MICHAEL SAYLOR: Well, first of all, I'm not even sure-- Luna is not a stablecoin. But we wouldn't invest in an unregistered security. So 99.9% of everything in the crypto space is an unregistered security. And I might invest in a registered security one day. I mean, if you ask me would I buy Apple stock or Google stock after reading the 10-K and 10-Q disclosures, maybe, maybe not. But that's not our strategy.
But I really don't think that any public company or public investor can invest in an unregistered security. That's venture capitalists. So, no, we're not invested in it. It's pretty obvious that they're all unregistered securities. And I think the crypto industry hasn't really addressed that issue that's the elephant in the room. And the Luna-Terra meltdown has actually brought this to the forefront. And now I don't think people can ignore it.
- Michael, there's been some stories recently-- I think Fortune ran with this one-- if Bitcoin falls below $21,000, there might be some form of margin call over at your company. What does that mean?
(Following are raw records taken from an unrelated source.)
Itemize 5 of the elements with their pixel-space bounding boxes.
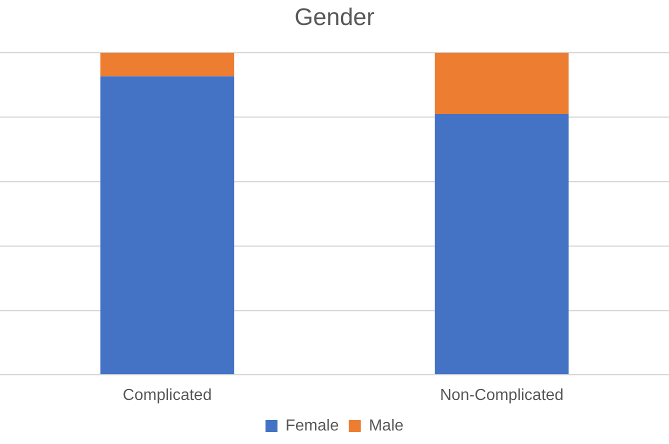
chart-title: Gender bbox=[294, 4, 375, 32]
legend-label: Male bbox=[368, 417, 404, 434]
x-tick-label: Non-Complicated bbox=[440, 386, 564, 404]
legend-label: Female bbox=[285, 417, 339, 434]
x-tick-label: Complicated bbox=[122, 386, 212, 404]
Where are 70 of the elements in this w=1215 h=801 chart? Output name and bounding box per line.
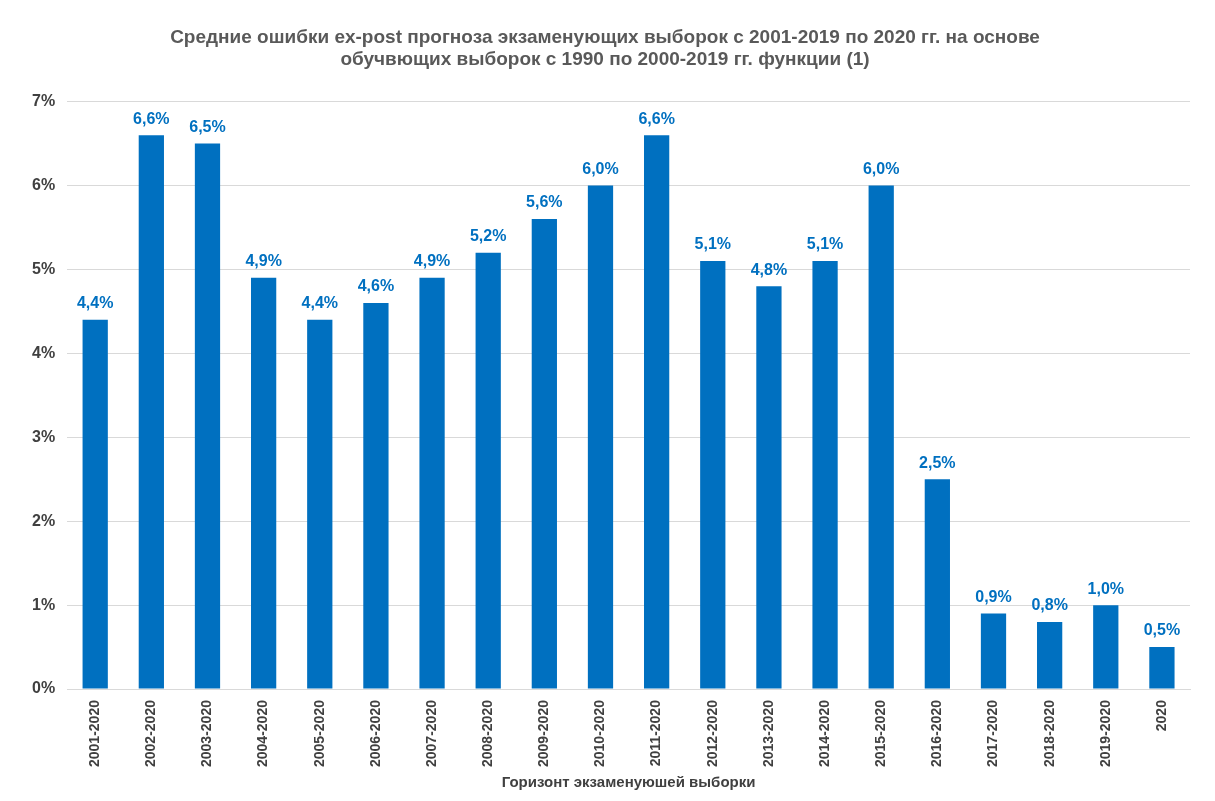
data-label: 6,6% bbox=[638, 109, 675, 127]
data-label: 6,6% bbox=[133, 109, 170, 127]
x-tick-label: 2016-2020 bbox=[928, 699, 945, 767]
data-label: 0,8% bbox=[1031, 596, 1068, 614]
bar bbox=[251, 277, 277, 689]
bar bbox=[924, 479, 950, 689]
data-label: 6,0% bbox=[862, 159, 900, 177]
chart-title: Средние ошибки ex-post прогноза экзаменующих выборок с 2001-2019 по 2020 гг. на основе обучвющих выборок с 1990 по 2000-2019 гг. функции (1) bbox=[170, 25, 1040, 70]
bar bbox=[756, 286, 782, 689]
x-tick-label: 2007-2020 bbox=[422, 699, 439, 767]
y-tick-label: 1% bbox=[32, 595, 56, 613]
bar bbox=[82, 319, 108, 689]
x-tick-label: 2002-2020 bbox=[142, 699, 159, 767]
x-tick-label: 2009-2020 bbox=[535, 699, 552, 767]
data-label: 4,6% bbox=[357, 277, 395, 295]
data-label: 5,6% bbox=[526, 193, 563, 211]
bar bbox=[980, 613, 1007, 689]
x-tick-label: 2003-2020 bbox=[198, 699, 215, 767]
x-tick-label: 2018-2020 bbox=[1040, 699, 1057, 767]
x-axis-title: Горизонт экзаменуюшей выборки bbox=[501, 773, 756, 791]
x-tick-label: 2019-2020 bbox=[1096, 699, 1113, 767]
bar bbox=[700, 261, 726, 689]
y-tick-label: 6% bbox=[32, 175, 56, 193]
bar bbox=[812, 261, 838, 689]
bar bbox=[138, 135, 164, 689]
bar bbox=[868, 185, 894, 689]
y-tick-label: 0% bbox=[32, 679, 56, 697]
data-label: 2,5% bbox=[919, 453, 956, 471]
x-tick-label: 2011-2020 bbox=[647, 699, 664, 767]
x-tick-label: 2001-2020 bbox=[86, 699, 103, 767]
bar bbox=[1037, 621, 1063, 689]
bar bbox=[194, 143, 221, 689]
y-tick-label: 5% bbox=[32, 259, 56, 277]
y-tick-label: 3% bbox=[32, 427, 56, 445]
data-label: 6,0% bbox=[582, 159, 619, 177]
x-tick-label: 2006-2020 bbox=[366, 699, 383, 767]
bar bbox=[307, 319, 333, 689]
data-label: 4,9% bbox=[245, 252, 282, 270]
data-label: 0,5% bbox=[1143, 621, 1181, 639]
x-tick-label: 2017-2020 bbox=[984, 699, 1001, 767]
x-tick-label: 2008-2020 bbox=[479, 699, 496, 767]
x-tick-label: 2012-2020 bbox=[703, 699, 720, 767]
data-label: 5,1% bbox=[806, 235, 844, 253]
x-tick-label: 2005-2020 bbox=[310, 699, 327, 767]
y-tick-label: 4% bbox=[32, 343, 56, 361]
bar bbox=[1093, 605, 1119, 689]
x-tick-label: 2013-2020 bbox=[759, 699, 776, 767]
data-label: 4,9% bbox=[413, 252, 451, 270]
data-label: 5,2% bbox=[469, 227, 507, 245]
bar bbox=[475, 252, 501, 689]
data-label: 6,5% bbox=[189, 117, 226, 135]
x-tick-label: 2004-2020 bbox=[254, 699, 271, 767]
data-label: 5,1% bbox=[694, 235, 732, 253]
bar bbox=[363, 303, 389, 689]
x-tick-label: 2020 bbox=[1152, 699, 1169, 732]
data-label: 4,4% bbox=[301, 294, 339, 312]
data-label: 4,4% bbox=[76, 294, 114, 312]
x-tick-label: 2010-2020 bbox=[591, 699, 608, 767]
bar bbox=[587, 185, 614, 689]
y-tick-label: 2% bbox=[32, 511, 56, 529]
data-label: 1,0% bbox=[1087, 579, 1125, 597]
x-tick-label: 2015-2020 bbox=[872, 699, 889, 767]
data-label: 0,9% bbox=[975, 587, 1012, 605]
bar bbox=[1149, 647, 1175, 689]
bar bbox=[531, 219, 557, 689]
bar bbox=[419, 277, 445, 689]
data-label: 4,8% bbox=[750, 260, 788, 278]
bar bbox=[644, 135, 670, 689]
y-tick-label: 7% bbox=[32, 92, 56, 110]
x-tick-label: 2014-2020 bbox=[815, 699, 832, 767]
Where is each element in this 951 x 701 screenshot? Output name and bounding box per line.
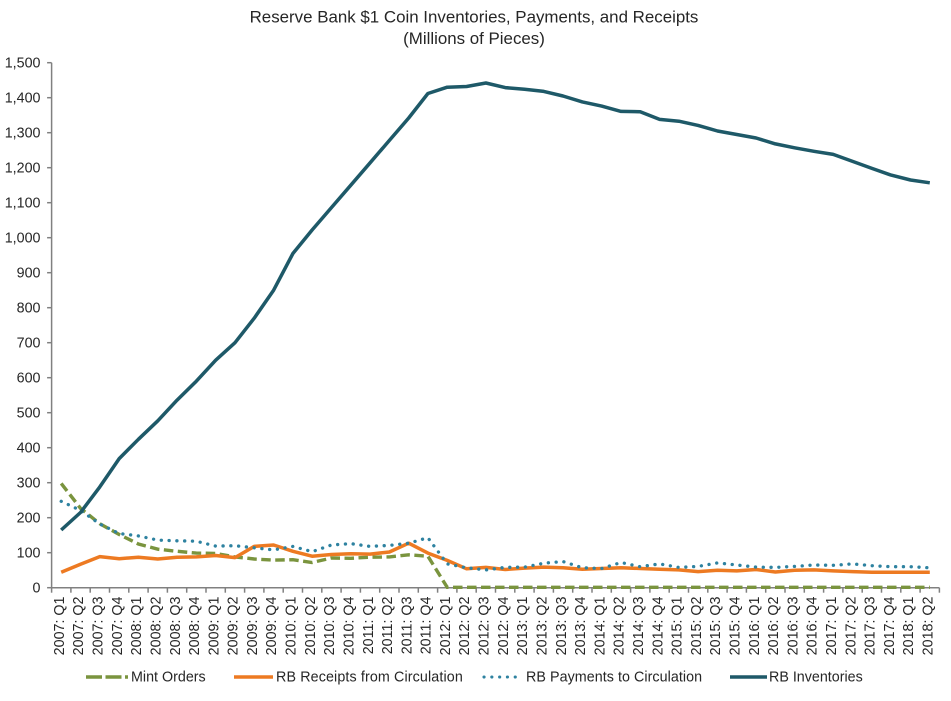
svg-text:2008: Q1: 2008: Q1 <box>129 596 145 655</box>
svg-text:2008: Q2: 2008: Q2 <box>148 596 164 655</box>
svg-text:1,100: 1,100 <box>5 195 41 211</box>
svg-text:1,300: 1,300 <box>5 125 41 141</box>
svg-text:2010: Q2: 2010: Q2 <box>303 596 319 655</box>
svg-text:2015: Q1: 2015: Q1 <box>670 596 686 655</box>
svg-text:800: 800 <box>17 300 41 316</box>
svg-text:2018: Q1: 2018: Q1 <box>901 596 917 655</box>
svg-text:RB Receipts from Circulation: RB Receipts from Circulation <box>276 670 463 686</box>
svg-text:2007: Q3: 2007: Q3 <box>91 596 107 655</box>
svg-text:2007: Q1: 2007: Q1 <box>52 596 68 655</box>
svg-text:2015: Q3: 2015: Q3 <box>708 596 724 655</box>
svg-text:(Millions of Pieces): (Millions of Pieces) <box>403 29 545 48</box>
svg-text:2012: Q1: 2012: Q1 <box>438 596 454 655</box>
svg-text:2013: Q1: 2013: Q1 <box>515 596 531 655</box>
svg-text:2017: Q1: 2017: Q1 <box>824 596 840 655</box>
svg-text:2017: Q4: 2017: Q4 <box>882 596 898 655</box>
svg-text:2013: Q4: 2013: Q4 <box>573 596 589 655</box>
svg-text:0: 0 <box>33 580 41 596</box>
svg-text:1,500: 1,500 <box>5 55 41 71</box>
svg-text:200: 200 <box>17 510 41 526</box>
svg-text:700: 700 <box>17 335 41 351</box>
svg-text:900: 900 <box>17 265 41 281</box>
svg-text:300: 300 <box>17 475 41 491</box>
svg-text:2007: Q4: 2007: Q4 <box>110 596 126 655</box>
svg-text:2010: Q4: 2010: Q4 <box>341 596 357 655</box>
svg-text:2014: Q4: 2014: Q4 <box>650 596 666 655</box>
svg-text:2011: Q1: 2011: Q1 <box>361 596 377 654</box>
svg-text:1,000: 1,000 <box>5 230 41 246</box>
svg-text:2017: Q2: 2017: Q2 <box>843 596 859 655</box>
svg-text:2010: Q1: 2010: Q1 <box>284 596 300 655</box>
svg-text:2014: Q2: 2014: Q2 <box>612 596 628 655</box>
svg-text:2012: Q2: 2012: Q2 <box>457 596 473 655</box>
svg-text:2015: Q2: 2015: Q2 <box>689 596 705 655</box>
svg-text:2009: Q3: 2009: Q3 <box>245 596 261 655</box>
svg-text:500: 500 <box>17 405 41 421</box>
svg-text:RB Payments to Circulation: RB Payments to Circulation <box>526 670 702 686</box>
svg-text:400: 400 <box>17 440 41 456</box>
svg-text:2010: Q3: 2010: Q3 <box>322 596 338 655</box>
svg-text:2016: Q3: 2016: Q3 <box>785 596 801 655</box>
svg-text:1,200: 1,200 <box>5 160 41 176</box>
svg-text:2016: Q1: 2016: Q1 <box>747 596 763 655</box>
svg-text:2008: Q4: 2008: Q4 <box>187 596 203 655</box>
svg-text:2008: Q3: 2008: Q3 <box>168 596 184 655</box>
svg-text:1,400: 1,400 <box>5 90 41 106</box>
svg-text:2016: Q2: 2016: Q2 <box>766 596 782 655</box>
svg-text:100: 100 <box>17 545 41 561</box>
svg-text:2013: Q3: 2013: Q3 <box>554 596 570 655</box>
svg-text:2009: Q1: 2009: Q1 <box>206 596 222 655</box>
svg-text:2011: Q3: 2011: Q3 <box>399 596 415 654</box>
svg-text:600: 600 <box>17 370 41 386</box>
svg-text:RB Inventories: RB Inventories <box>769 670 863 686</box>
svg-text:2012: Q4: 2012: Q4 <box>496 596 512 655</box>
svg-text:Mint Orders: Mint Orders <box>131 670 206 686</box>
svg-text:2017: Q3: 2017: Q3 <box>863 596 879 655</box>
svg-text:2013: Q2: 2013: Q2 <box>535 596 551 655</box>
svg-text:2009: Q4: 2009: Q4 <box>264 596 280 655</box>
svg-text:2014: Q3: 2014: Q3 <box>631 596 647 655</box>
svg-text:2015: Q4: 2015: Q4 <box>728 596 744 655</box>
svg-text:2014: Q1: 2014: Q1 <box>592 596 608 655</box>
svg-text:2018: Q2: 2018: Q2 <box>921 596 937 655</box>
svg-text:2011: Q4: 2011: Q4 <box>419 596 435 654</box>
svg-text:2016: Q4: 2016: Q4 <box>805 596 821 655</box>
svg-text:Reserve Bank $1 Coin Inventori: Reserve Bank $1 Coin Inventories, Paymen… <box>250 8 699 27</box>
svg-text:2011: Q2: 2011: Q2 <box>380 596 396 654</box>
svg-text:2012: Q3: 2012: Q3 <box>477 596 493 655</box>
svg-text:2009: Q2: 2009: Q2 <box>226 596 242 655</box>
svg-text:2007: Q2: 2007: Q2 <box>71 596 87 655</box>
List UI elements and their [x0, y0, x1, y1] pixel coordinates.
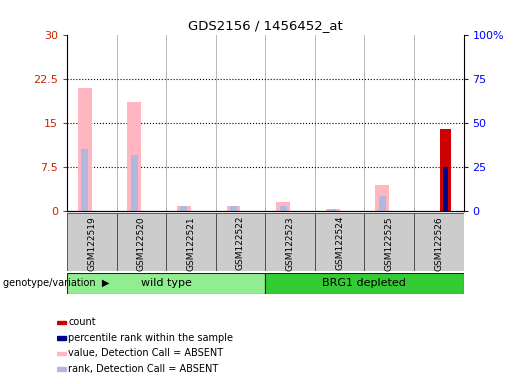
- Bar: [379, 197, 386, 211]
- Text: GSM122524: GSM122524: [335, 216, 344, 270]
- Text: GSM122525: GSM122525: [385, 216, 393, 271]
- Text: count: count: [68, 317, 96, 327]
- Text: value, Detection Call = ABSENT: value, Detection Call = ABSENT: [68, 348, 224, 358]
- Bar: [131, 155, 138, 211]
- Bar: [315, 213, 365, 271]
- Bar: [443, 167, 449, 211]
- Bar: [276, 202, 290, 211]
- Text: wild type: wild type: [141, 278, 192, 288]
- Bar: [78, 88, 92, 211]
- Bar: [57, 336, 66, 340]
- Bar: [227, 207, 241, 211]
- Text: GSM122520: GSM122520: [137, 216, 146, 271]
- Text: percentile rank within the sample: percentile rank within the sample: [68, 333, 233, 343]
- Bar: [177, 207, 191, 211]
- Text: BRG1 depleted: BRG1 depleted: [322, 278, 406, 288]
- Text: GSM122526: GSM122526: [434, 216, 443, 271]
- Bar: [166, 213, 216, 271]
- Bar: [329, 209, 336, 211]
- Bar: [81, 149, 88, 211]
- Text: GSM122523: GSM122523: [285, 216, 295, 271]
- Bar: [265, 273, 464, 294]
- Bar: [325, 209, 339, 211]
- Bar: [116, 213, 166, 271]
- Bar: [440, 129, 451, 211]
- Bar: [57, 367, 66, 371]
- Bar: [414, 213, 464, 271]
- Text: GSM122522: GSM122522: [236, 216, 245, 270]
- Bar: [57, 352, 66, 355]
- Bar: [375, 185, 389, 211]
- Bar: [67, 213, 116, 271]
- Bar: [365, 213, 414, 271]
- Text: genotype/variation  ▶: genotype/variation ▶: [3, 278, 109, 288]
- Bar: [265, 213, 315, 271]
- Bar: [57, 321, 66, 324]
- Text: rank, Detection Call = ABSENT: rank, Detection Call = ABSENT: [68, 364, 218, 374]
- Bar: [127, 102, 141, 211]
- Title: GDS2156 / 1456452_at: GDS2156 / 1456452_at: [188, 19, 342, 32]
- Bar: [280, 207, 286, 211]
- Bar: [180, 207, 187, 211]
- Bar: [67, 273, 265, 294]
- Text: GSM122521: GSM122521: [186, 216, 195, 271]
- Bar: [216, 213, 265, 271]
- Bar: [230, 207, 237, 211]
- Text: GSM122519: GSM122519: [87, 216, 96, 271]
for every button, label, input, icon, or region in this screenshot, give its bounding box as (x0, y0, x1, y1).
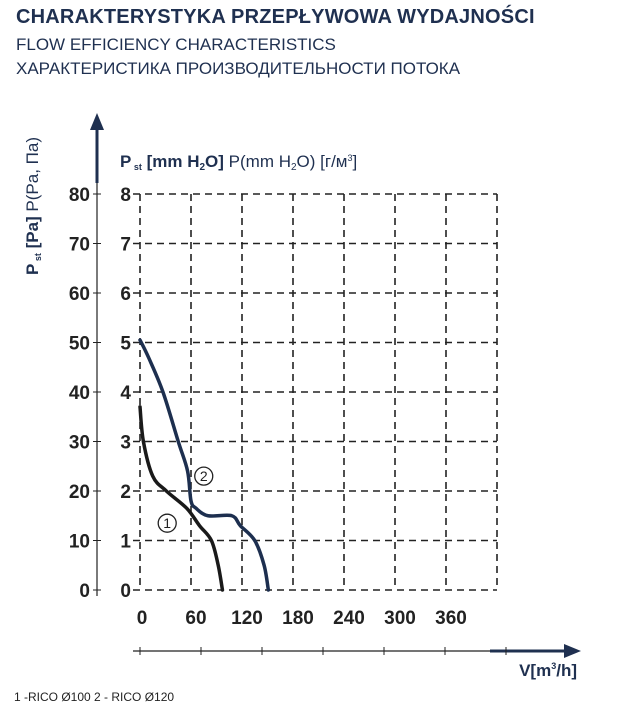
y-tick-label: 40 (69, 383, 90, 404)
y-tick-label: 60 (69, 284, 90, 305)
y-axis-title: P st [Pa] P(Pa, Па) (23, 137, 43, 275)
legend: 1 -RICO Ø100 2 - RICO Ø120 (14, 690, 175, 704)
y-tick-label: 70 (69, 235, 90, 256)
y-tick-label: 80 (69, 185, 90, 206)
y-axis-arrow-icon (90, 113, 104, 130)
y2-tick-label: 6 (120, 284, 131, 305)
x-tick-label: 120 (231, 608, 263, 629)
y-tick-label: 50 (69, 334, 90, 355)
curve-label: 2 (200, 468, 208, 484)
x-tick-label: 60 (185, 608, 206, 629)
y2-tick-label: 0 (120, 581, 131, 602)
y2-tick-label: 7 (120, 235, 131, 256)
y-tick-label: 20 (69, 482, 90, 503)
x-tick-label: 360 (435, 608, 467, 629)
x-tick-label: 180 (282, 608, 314, 629)
curve-label-circle (194, 466, 214, 486)
x-axis-arrow-icon (564, 644, 581, 658)
series-line-2 (138, 338, 271, 592)
x-axis-title: V[m3/h] (519, 661, 577, 680)
y2-tick-label: 3 (120, 433, 131, 454)
y2-tick-label: 5 (120, 334, 131, 355)
x-tick-label: 300 (384, 608, 416, 629)
y-tick-label: 30 (69, 433, 90, 454)
y2-tick-label: 8 (120, 185, 131, 206)
title-russian: ХАРАКТЕРИСТИКА ПРОИЗВОДИТЕЛЬНОСТИ ПОТОКА (16, 59, 461, 78)
y2-tick-label: 1 (120, 532, 131, 553)
y-tick-label: 0 (79, 581, 90, 602)
y-tick-label: 10 (69, 532, 90, 553)
y2-tick-label: 4 (120, 383, 131, 404)
curve-label: 1 (163, 515, 171, 531)
series-line-1 (138, 405, 225, 592)
title-english: FLOW EFFICIENCY CHARACTERISTICS (16, 35, 336, 54)
title-polish: CHARAKTERYSTYKA PRZEPŁYWOWA WYDAJNOŚCI (16, 6, 535, 28)
x-tick-label: 240 (333, 608, 365, 629)
y2-tick-label: 2 (120, 482, 131, 503)
x-tick-label: 0 (137, 608, 148, 629)
curve-label-circle (157, 513, 177, 533)
y2-axis-title: P st [mm H2O] P(mm H2O) [г/м3] (120, 152, 357, 173)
Help us understand, like, what does happen if crypto continues to fall?
MICHAEL SAYLOR: That's all FUD. Look, we started with $5 billion of unpledged collateral. We borrowed $200 million against it. So that's a loan to value of 4%. If Bitcoin fell 95% from that number, then we'd have to post additional collateral. People got their hands around the fact that we would adjust some collateral if Bitcoin ever got to $21,000. But it's really a non-issue whatsoever. You can think of it as like leverage of 1.04. If I was levered 10 to 1, we would have borrowed $50 billion against that collateral. But we borrowed $200 million. It's a nothing issue.
- What type of regulation do you expect to come over the course of this year, as we've increasingly heard Bitcoin and broader digital assets discussed accelerating in Washington. And how does that impact where you would add on to your existing crypto positions?
MICHAEL SAYLOR: OK. Well, first of all, we won't add on to crypto positions. We will add on to our Bitcoin position whenever we come into excess cash. And that's a very simple strategy. With regard to regulation, there's been a deadlock in DC and on Capitol Hill around stablecoin regulation and around security token regulation. I think the administration wanted to move faster. Congress was moving slower. I think that this meltdown of Luna, UST, that's going to accelerate the regulation of stablecoins and security tokens, which will be a good thing for the industry.
- And, Michael, finally getting back to price for just a second here, do you think that Bitcoin will remain sort of in the doldrums as long as the Fed is in a rate raising cycle?
MICHAEL SAYLOR: No, I mean, I think that clearly Bitcoin's been drawn down with all the risk assets and this deleveraging tightening cycle. But there are also the crypto crash issues and the Luna-Terra impact. So over time, I think as people get educated and as they get more comfortable, I think we'll recover from this drawdown. Fed policy is very difficult to opine on or to predict. And so clearly they have a huge impact on how people value all assets depending upon what they say from day to day.
- Michael, we certainly do appreciate the time here discussing not just your own holdings, but the broader landscape as well. MicroStrategy CEO, Michael Saylor. Thanks for the time.